Chapter 92.
Teach Them to Teach
Themselves

If you want a man to be for you, never let him feel he is dependent on you. Make him feel you are in some way dependent on him.

—General George C. Marshall



Scott remembers a story that Mr. Mercado told him about the musical virtuoso Jascha Heifetz and the always unplayable Tchaikovsky violin concerto.

Heifetz’s teacher was the great German violinist Leopold Auer. Mercado said, “Auer himself could not play the Tchaikovsky violin concerto up to speed. It’d never been performed up to speed before Heifetz.”

Heifetz was the first one to perform this piece up to speed! And if Auer, his teacher, could not perform it up to speed, and he was teaching Heifetz, how then was Heifetz able to do it?
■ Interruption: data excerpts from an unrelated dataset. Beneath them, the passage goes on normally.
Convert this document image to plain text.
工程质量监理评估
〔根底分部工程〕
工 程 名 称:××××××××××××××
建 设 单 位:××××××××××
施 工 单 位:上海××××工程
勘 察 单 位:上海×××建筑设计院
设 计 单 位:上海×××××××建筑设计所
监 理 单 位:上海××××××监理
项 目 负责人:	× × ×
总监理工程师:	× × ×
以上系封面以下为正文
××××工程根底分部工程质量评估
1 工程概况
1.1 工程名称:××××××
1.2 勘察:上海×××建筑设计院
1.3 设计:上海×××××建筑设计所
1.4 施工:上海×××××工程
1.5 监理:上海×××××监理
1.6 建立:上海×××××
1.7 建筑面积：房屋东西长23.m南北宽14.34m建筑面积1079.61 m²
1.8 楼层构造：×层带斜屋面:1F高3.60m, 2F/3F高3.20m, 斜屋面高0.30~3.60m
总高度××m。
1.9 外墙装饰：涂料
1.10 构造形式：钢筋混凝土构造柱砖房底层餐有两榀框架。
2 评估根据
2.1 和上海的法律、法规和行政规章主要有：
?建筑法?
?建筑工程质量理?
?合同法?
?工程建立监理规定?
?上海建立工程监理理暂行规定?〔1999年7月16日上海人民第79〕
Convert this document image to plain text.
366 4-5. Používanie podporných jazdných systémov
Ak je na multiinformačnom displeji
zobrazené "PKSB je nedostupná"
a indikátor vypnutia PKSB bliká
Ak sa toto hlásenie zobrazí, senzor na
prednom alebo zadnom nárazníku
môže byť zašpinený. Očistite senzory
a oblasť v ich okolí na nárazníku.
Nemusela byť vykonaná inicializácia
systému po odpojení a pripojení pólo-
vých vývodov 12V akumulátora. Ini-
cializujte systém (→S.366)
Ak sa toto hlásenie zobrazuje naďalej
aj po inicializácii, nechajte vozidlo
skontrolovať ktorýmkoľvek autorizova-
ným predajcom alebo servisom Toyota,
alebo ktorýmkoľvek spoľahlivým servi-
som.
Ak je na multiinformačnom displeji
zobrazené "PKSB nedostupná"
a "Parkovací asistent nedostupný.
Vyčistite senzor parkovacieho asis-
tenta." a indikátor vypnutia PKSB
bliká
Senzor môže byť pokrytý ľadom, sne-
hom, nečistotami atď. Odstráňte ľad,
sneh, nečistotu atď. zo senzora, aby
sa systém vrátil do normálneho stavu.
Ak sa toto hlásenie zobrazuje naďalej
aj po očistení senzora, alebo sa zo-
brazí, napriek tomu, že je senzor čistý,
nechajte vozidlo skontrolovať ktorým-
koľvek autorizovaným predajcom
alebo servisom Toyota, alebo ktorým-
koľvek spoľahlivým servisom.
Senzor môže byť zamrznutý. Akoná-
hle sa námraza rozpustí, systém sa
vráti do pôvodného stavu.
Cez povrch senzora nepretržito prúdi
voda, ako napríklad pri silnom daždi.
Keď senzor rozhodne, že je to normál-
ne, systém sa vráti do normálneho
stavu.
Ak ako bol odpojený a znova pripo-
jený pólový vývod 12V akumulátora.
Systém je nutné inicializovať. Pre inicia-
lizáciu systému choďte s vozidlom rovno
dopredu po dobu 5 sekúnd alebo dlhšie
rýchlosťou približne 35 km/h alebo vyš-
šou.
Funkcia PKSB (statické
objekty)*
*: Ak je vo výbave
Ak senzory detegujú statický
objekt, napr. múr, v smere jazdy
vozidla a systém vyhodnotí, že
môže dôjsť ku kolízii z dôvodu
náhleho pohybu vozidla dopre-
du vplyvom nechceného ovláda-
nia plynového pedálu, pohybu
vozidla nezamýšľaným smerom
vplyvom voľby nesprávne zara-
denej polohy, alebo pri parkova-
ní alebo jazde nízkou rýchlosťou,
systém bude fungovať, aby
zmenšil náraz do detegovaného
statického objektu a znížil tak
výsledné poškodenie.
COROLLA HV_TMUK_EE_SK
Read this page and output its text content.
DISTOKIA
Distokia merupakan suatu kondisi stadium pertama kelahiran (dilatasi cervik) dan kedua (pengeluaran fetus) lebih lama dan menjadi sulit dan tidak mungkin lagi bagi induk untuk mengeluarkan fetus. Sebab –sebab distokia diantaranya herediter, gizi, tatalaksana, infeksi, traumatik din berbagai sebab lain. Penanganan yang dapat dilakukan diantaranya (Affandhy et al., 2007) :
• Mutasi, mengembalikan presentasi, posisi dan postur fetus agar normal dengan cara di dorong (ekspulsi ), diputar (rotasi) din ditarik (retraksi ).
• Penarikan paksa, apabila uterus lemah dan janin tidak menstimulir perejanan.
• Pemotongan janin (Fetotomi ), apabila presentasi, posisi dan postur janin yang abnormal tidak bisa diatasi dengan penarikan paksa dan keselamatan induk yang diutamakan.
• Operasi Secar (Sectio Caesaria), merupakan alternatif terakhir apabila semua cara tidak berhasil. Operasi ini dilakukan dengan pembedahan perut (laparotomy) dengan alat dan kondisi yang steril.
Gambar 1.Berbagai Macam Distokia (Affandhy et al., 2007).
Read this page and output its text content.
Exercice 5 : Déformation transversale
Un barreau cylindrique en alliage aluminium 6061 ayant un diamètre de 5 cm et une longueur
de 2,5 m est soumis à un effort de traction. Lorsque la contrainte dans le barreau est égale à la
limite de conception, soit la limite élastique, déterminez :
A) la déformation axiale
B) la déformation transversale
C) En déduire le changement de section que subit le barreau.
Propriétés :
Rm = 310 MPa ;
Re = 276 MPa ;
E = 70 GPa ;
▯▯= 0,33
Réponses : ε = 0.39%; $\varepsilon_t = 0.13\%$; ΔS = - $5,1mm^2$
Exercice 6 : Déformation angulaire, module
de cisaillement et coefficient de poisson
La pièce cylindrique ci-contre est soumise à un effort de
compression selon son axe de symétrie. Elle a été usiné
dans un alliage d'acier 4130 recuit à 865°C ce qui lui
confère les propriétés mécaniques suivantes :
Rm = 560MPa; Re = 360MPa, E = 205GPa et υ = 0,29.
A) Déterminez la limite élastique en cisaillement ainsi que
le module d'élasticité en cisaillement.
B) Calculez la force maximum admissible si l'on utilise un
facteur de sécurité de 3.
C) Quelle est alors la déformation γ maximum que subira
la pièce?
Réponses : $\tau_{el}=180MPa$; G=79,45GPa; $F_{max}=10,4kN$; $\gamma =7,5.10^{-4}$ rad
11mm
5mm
Some people might say, “Well, he was just a talent.”

But that wasn’t the explanation according to Mr. Mercado. He said, “Scott, if Auer was only teaching Heifetz how to play like Auer, then Heifetz would have never performed that Tchaikovsky violin concerto up to speed. But that isn’t what Auer was doing. He was teaching him how to teach himself how to play the instrument. And that’s how he learned to become better than his teacher.”

This is a very powerful distinction. And that really is why Auer was such an extraordinary teacher.

Your goal is to teach like Leopold Auer taught, absolutely unafraid of the people you lead being better than you are. Because that’s what a great coach and leader does. They don’t teach us how to have a great career. They teach us how to teach ourselves how to have a great career.